South Euclid’s law is part of a nationwide trend. It’s among the most aggressive of at least 400 similar local laws and 24 state measures. These “Sexual Orientation and Gender Identity” laws (“SOGI Laws,” for short) are the result of a coordinated campaign that began in 2015 in the wake of the Supreme Court’s Obergefell decision. As one of the movement’s most prominent backers said at the time, these laws are part of a deliberate strategy to “punish the wicked.”
This vindictive drive can even be seen in Congress, where Speaker Nancy Pelosi recently introduced the “Equality” Act. Similar to state and local SOGI laws, it would add sexual orientation and gender identity language to federal law, jeopardizing religious institutions that teach or operate in accordance with their faith. Tellingly, it also contains no religious or conscience exemptions, and even prohibits lawsuits seeking relief under other federal laws. Every Democratic senator running for president has co-sponsored the bill.
Such explicit animus toward religious belief might be startling, but it is not surprising. The larger issue concerning the protection of religious liberty is the fact that so few Americans now identify as religious. In 2007, the Pew Research Center found that those who identified as atheist, agnostic, or “nothing in particular” doubled between 1990 to 2007, representing 16 percent of the U.S. adult population. That number jumped to 23 percent by 2014, with the religiously unaffiliated growing from 36.6 million in 2007 to 55.8 million. This downward trend will likely continue, with a Gallup poll published just last week showing the percentage of Americans “who report belonging to a church, synagogue or mosque at an all-time low, averaging 50 [percent].”

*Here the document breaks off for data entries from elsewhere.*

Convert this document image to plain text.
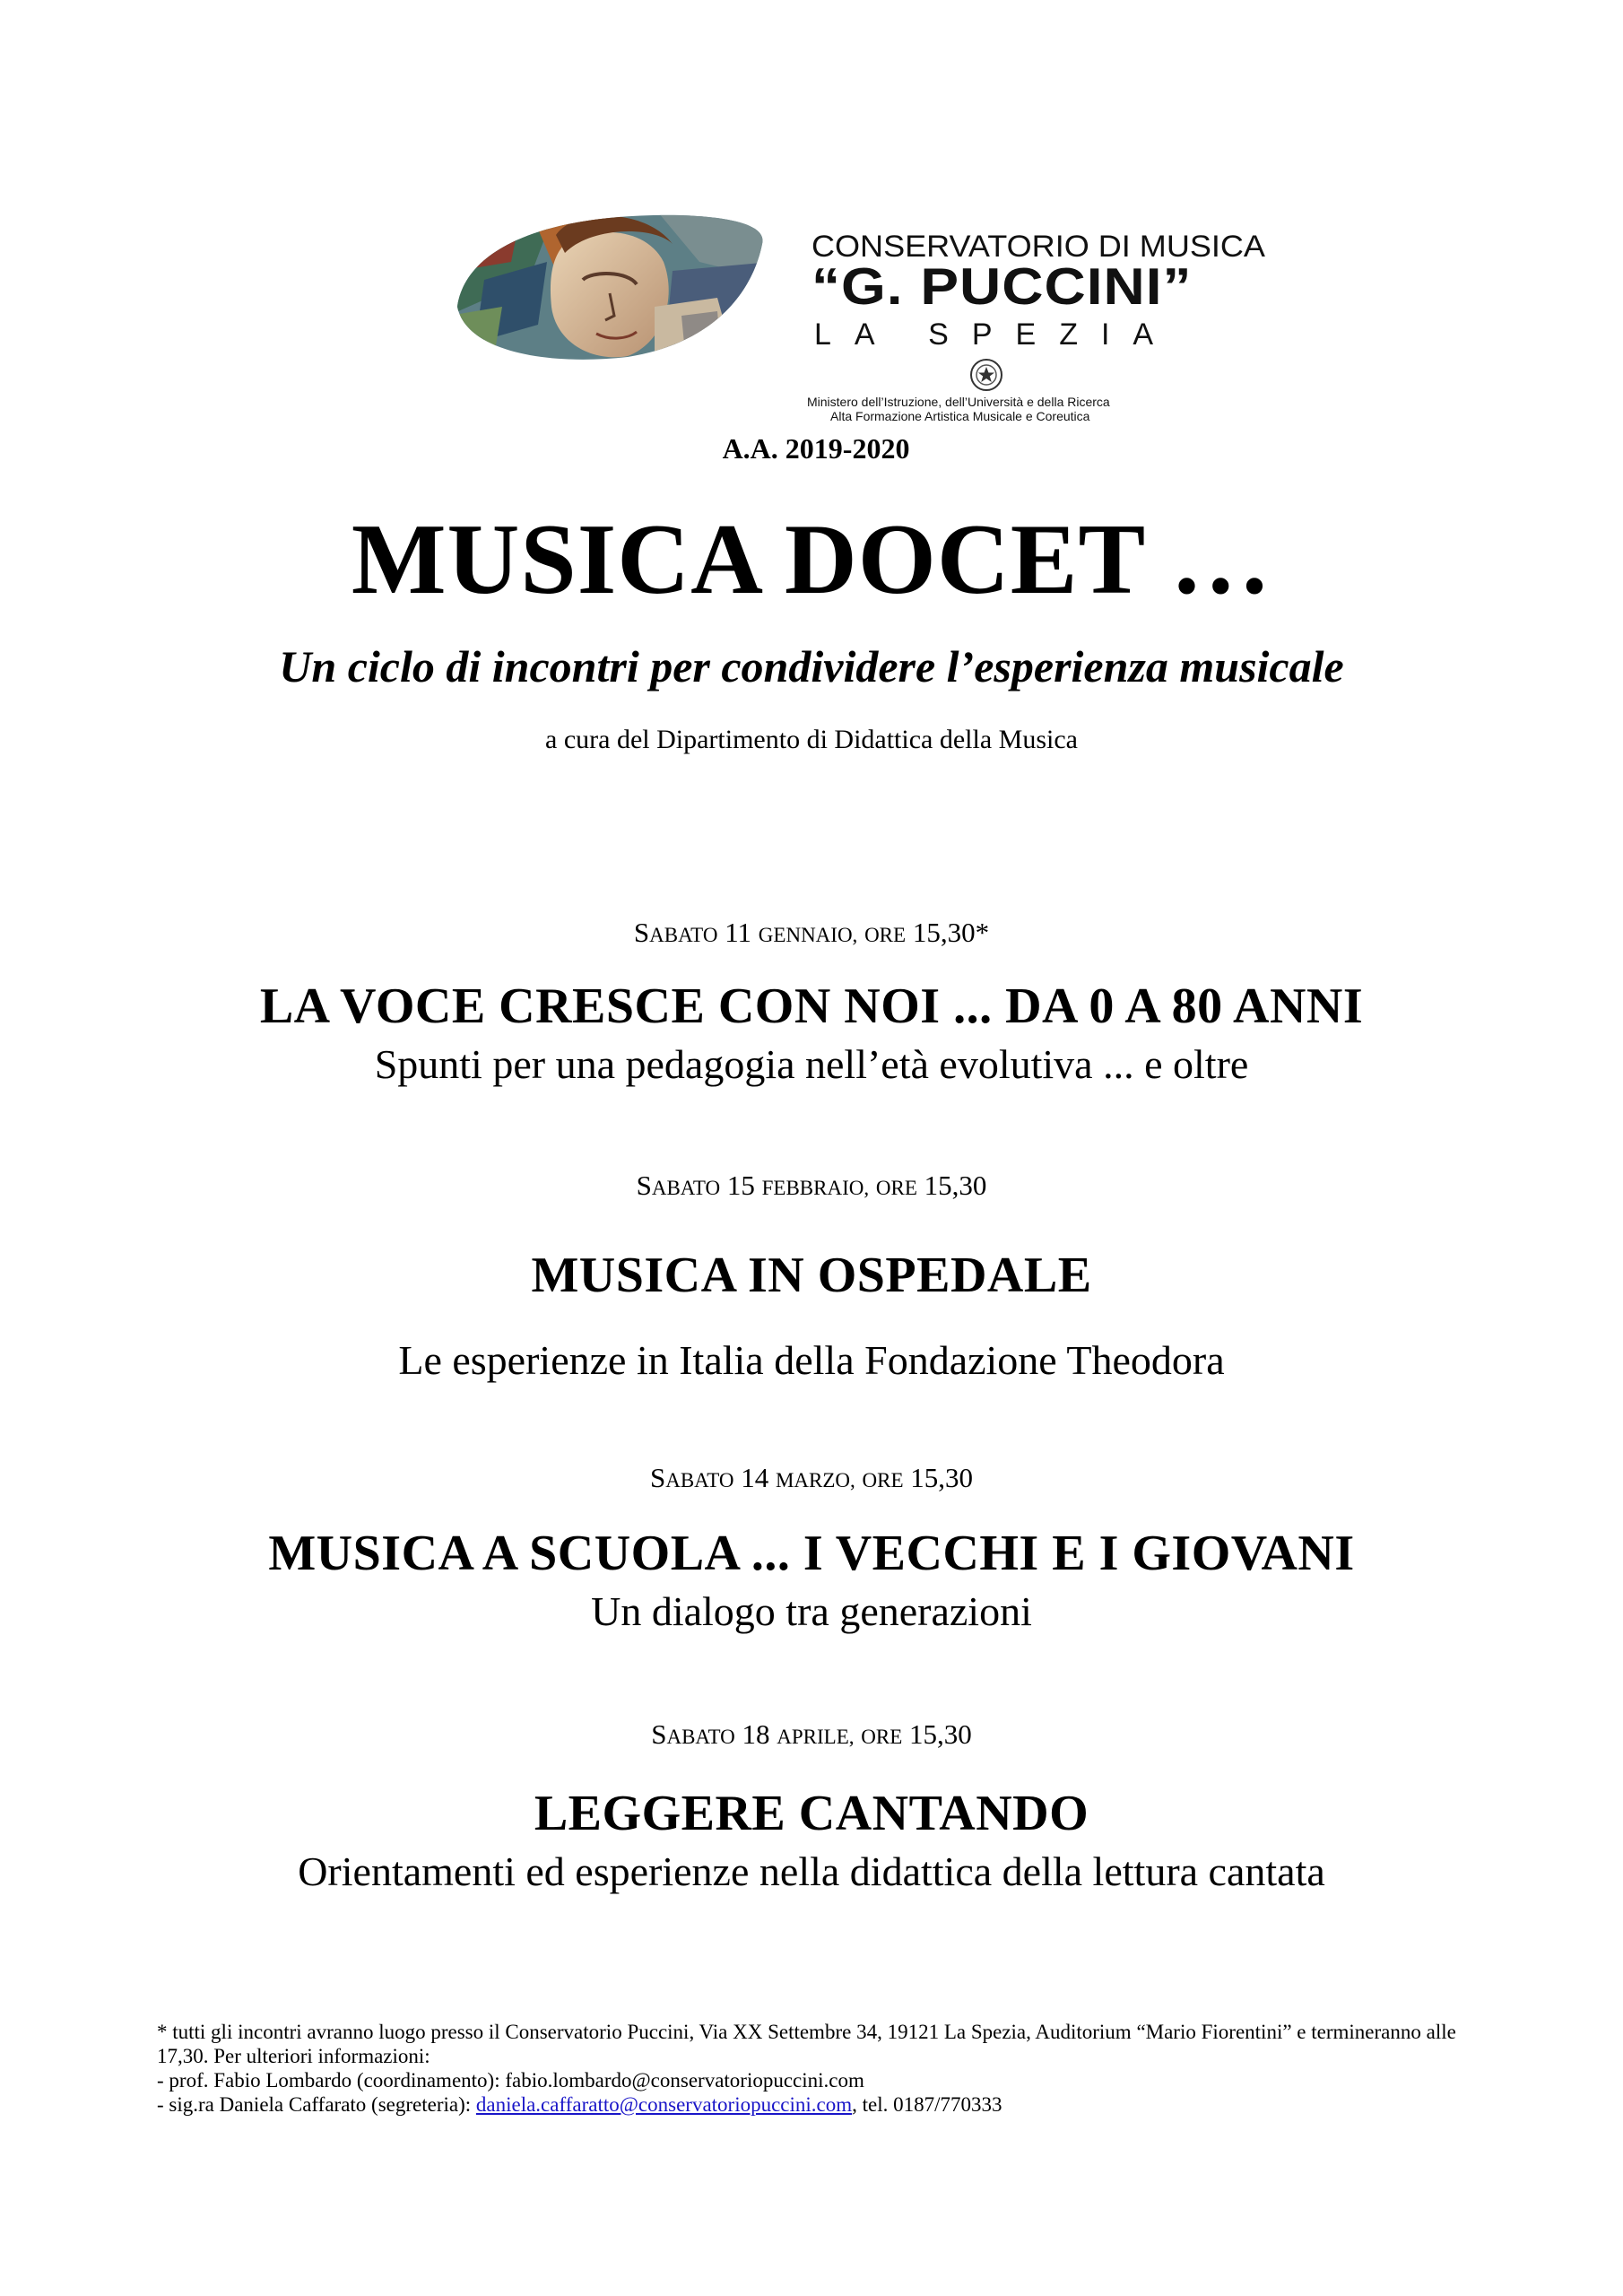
CONSERVATORIO DI MUSICA
“G. PUCCINI”
LA SPEZIA
Ministero dell’Istruzione, dell’Università e della Ricerca
Alta Formazione Artistica Musicale e Coreutica
A.A. 2019-2020
MUSICA DOCET …
Un ciclo di incontri per condividere l’esperienza musicale
a cura del Dipartimento di Didattica della Musica
SABATO 11 GENNAIO, ORE 15,30*
LA VOCE CRESCE CON NOI ... DA 0 A 80 ANNI
Spunti per una pedagogia nell’età evolutiva ... e oltre
SABATO 15 FEBBRAIO, ORE 15,30
MUSICA IN OSPEDALE
Le esperienze in Italia della Fondazione Theodora
SABATO 14 MARZO, ORE 15,30
MUSICA A SCUOLA ... I VECCHI E I GIOVANI
Un dialogo tra generazioni
SABATO 18 APRILE, ORE 15,30
LEGGERE CANTANDO
Orientamenti ed esperienze nella didattica della lettura cantata

* tutti gli incontri avranno luogo presso il Conservatorio Puccini, Via XX Settembre 34, 19121 La Spezia, Auditorium “Mario Fiorentini” e termineranno alle 17,30. Per ulteriori informazioni:

- prof. Fabio Lombardo (coordinamento): fabio.lombardo@conservatoriopuccini.com

- sig.ra Daniela Caffarato (segreteria): daniela.caffaratto@conservatoriopuccini.com, tel. 0187/770333
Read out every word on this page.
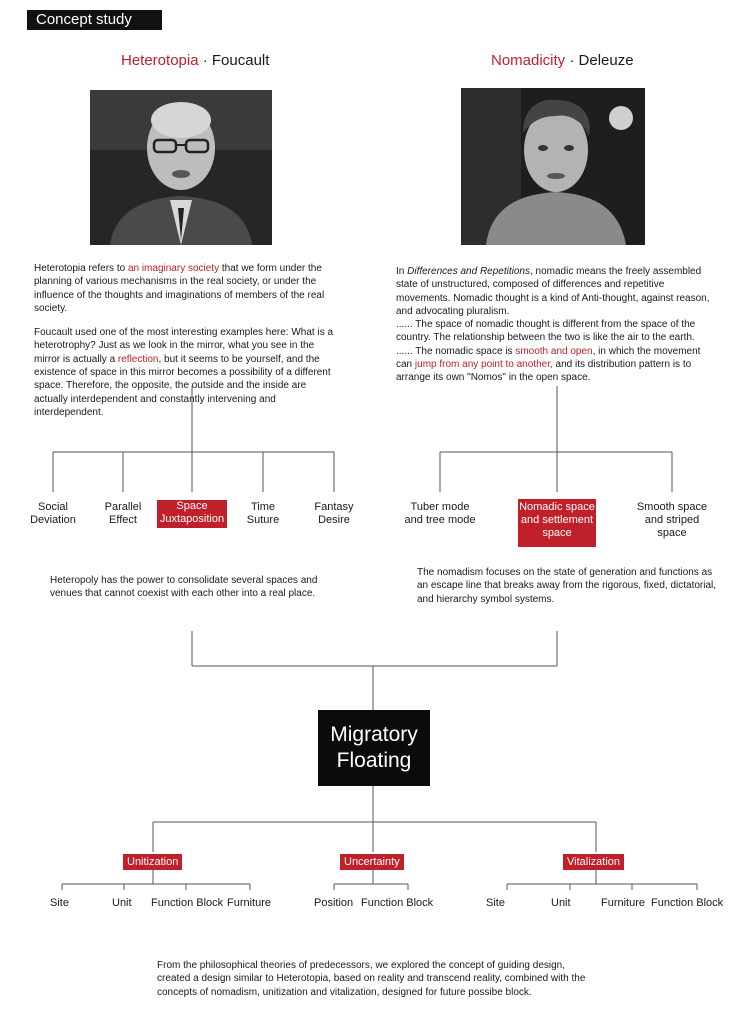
Concept study
Heterotopia · Foucault

Heterotopia refers to an imaginary society that we form under the planning of various mechanisms in the real society, or under the influence of the thoughts and imaginations of members of the real society.

Foucault used one of the most interesting examples here: What is a heterotrophy? Just as we look in the mirror, what you see in the mirror is actually a reflection, but it seems to be yourself, and the existence of space in this mirror becomes a possibility of a different space. Therefore, the opposite, the outside and the inside are actually interdependent and constantly intervening and interdependent.

Nomadicity · Deleuze

In Differences and Repetitions, nomadic means the freely assembled state of unstructured, composed of differences and repetitive movements. Nomadic thought is a kind of Anti-thought, against reason, and advocating pluralism.

...... The space of nomadic thought is different from the space of the country. The relationship between the two is like the air to the earth.

...... The nomadic space is smooth and open, in which the movement can jump from any point to another, and its distribution pattern is to arrange its own "Nomos" in the open space.

Social Deviation
Parallel Effect
Space Juxtaposition
Time Suture
Fantasy Desire
Tuber mode and tree mode
Nomadic space and settlement space
Smooth space and striped space
Heteropoly has the power to consolidate several spaces and venues that cannot coexist with each other into a real place.
The nomadism focuses on the state of generation and functions as an escape line that breaks away from the rigorous, fixed, dictatorial, and hierarchy symbol systems.
Migratory
Floating
Unitization	Uncertainty	Vitalization
Site	Unit Function Block Furniture	Position Function Block	Site	Unit	Furniture Function Block
From the philosophical theories of predecessors, we explored the concept of guiding design, created a design similar to Heterotopia, based on reality and transcend reality, combined with the concepts of nomadism, unitization and vitalization, designed for future possibe block.
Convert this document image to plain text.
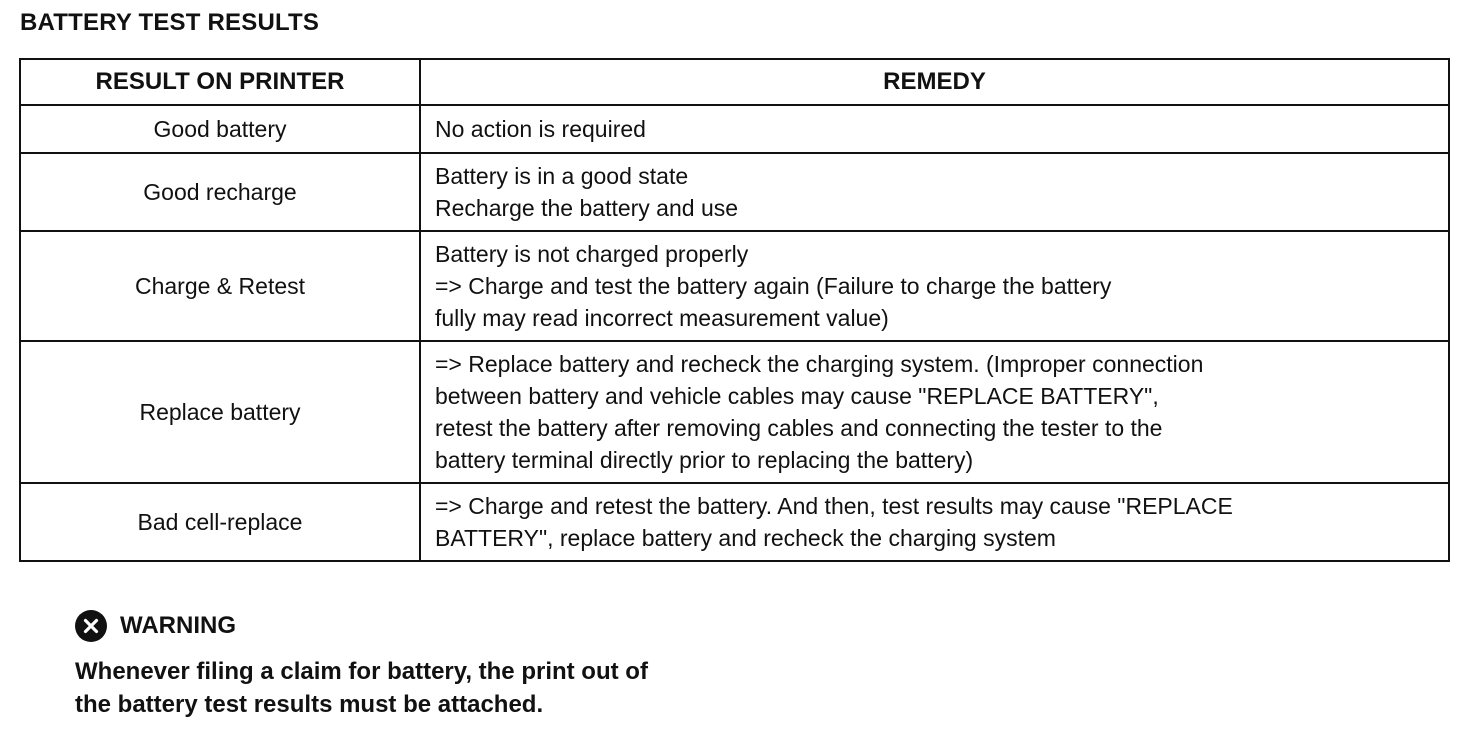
BATTERY TEST RESULTS
RESULT ON PRINTER	REMEDY
Good battery	No action is required

Good recharge	Battery is in a good state
Recharge the battery and use

Charge & Retest	Battery is not charged properly
=> Charge and test the battery again (Failure to charge the battery
fully may read incorrect measurement value)

Replace battery	=> Replace battery and recheck the charging system. (Improper connection
between battery and vehicle cables may cause "REPLACE BATTERY",
retest the battery after removing cables and connecting the tester to the
battery terminal directly prior to replacing the battery)

Bad cell-replace	=> Charge and retest the battery. And then, test results may cause "REPLACE
BATTERY", replace battery and recheck the charging system
WARNING
Whenever filing a claim for battery, the print out of
the battery test results must be attached.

As more Americans lose religion, so too may they lose interest in religious liberty. When activists and public officials quietly remove religious exemptions from the laws they seek to pass, they make it clear that their agenda is not about equality or pluralism. Rather, it’s about using the coercive power of government to compel a single viewpoint. They agree with Archbishop Chaput’s argument that religion influences who we are as a nation. As he wrote a decade ago, “What people believe—or don’t believe—about God, helps to shape what they believe about men and women. And what they believe about men and women creates the framework for a nation’s public life.”
Religious groups, from schools to charities, need to prepare for this reality. Their opponents are well-funded, well-staffed, and well-trained, capable of examining every facet of an organization’s corporate structure, policies, and tax returns to find violations of rapidly changing laws. The Lyceum’s case is just one more sign of the new America we’re in—the Next America. It’s no longer a question of when—it’s now.
Josh Holdenried is executive director of the Napa Legal Institute, which provides corporate education and legal resources to Catholic nonprofits. The views expressed are those of the author.